How to Overcome Networking Anxiety
- John Cerniglia

- 3 days ago
- 2 min read

For a lot of people, the word networking brings up the same image, forced conversations, exchanging business cards, trying to “sell yourself” in a room full of strangers. It can feel uncomfortable, and honestly, a little inauthentic. But real networking? It doesn’t look like that. At its core, networking is just building relationships.
It’s having conversations without an agenda. It’s getting to know what people do and who they are. It’s finding natural ways to connect, not forcing them. And more often than not, the best opportunities come from those kinds of interactions. Not the perfectly practiced pitch. One of the biggest shifts you can make is this, stop thinking about what you can get from a conversation, and start thinking about how you can engage in it.
Ask questions, be curious, listen more than you talk. People remember how you made them feel far more than what you said. It also helps to rethink where networking happens. It’s not just events or formal meetups. It happens in shared spaces. In passing conversations.

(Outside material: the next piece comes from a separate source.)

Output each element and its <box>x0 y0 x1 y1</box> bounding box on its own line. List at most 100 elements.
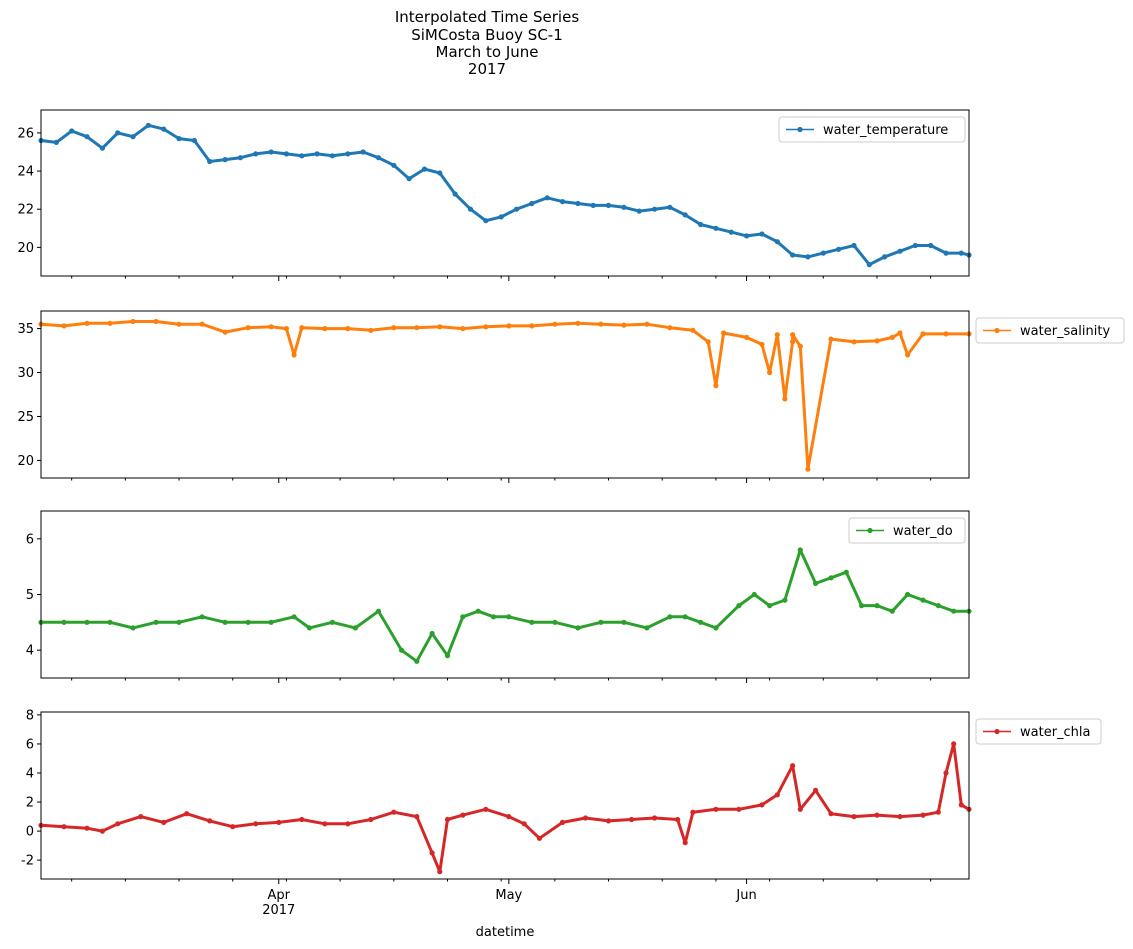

In everyday moments with people you see regularly.
When you’re in an environment where other professionals are working, building, and growing, connections happen naturally. There’s no pressure to perform, just the opportunity to show up as yourself. And over time, those small, consistent interactions turn into something bigger: Trust. Referrals. Real relationships. Networking doesn’t have to feel awkward. It just has to feel genuine.
At Brownstone Office Park, that’s exactly what we see happening every day. Conversations start casually and turn into collaborations, referrals, and lasting connections, simply because people are sharing the same space and showing up consistently. Because sometimes the best networking doesn’t feel like networking at all. It just feels like being part of something.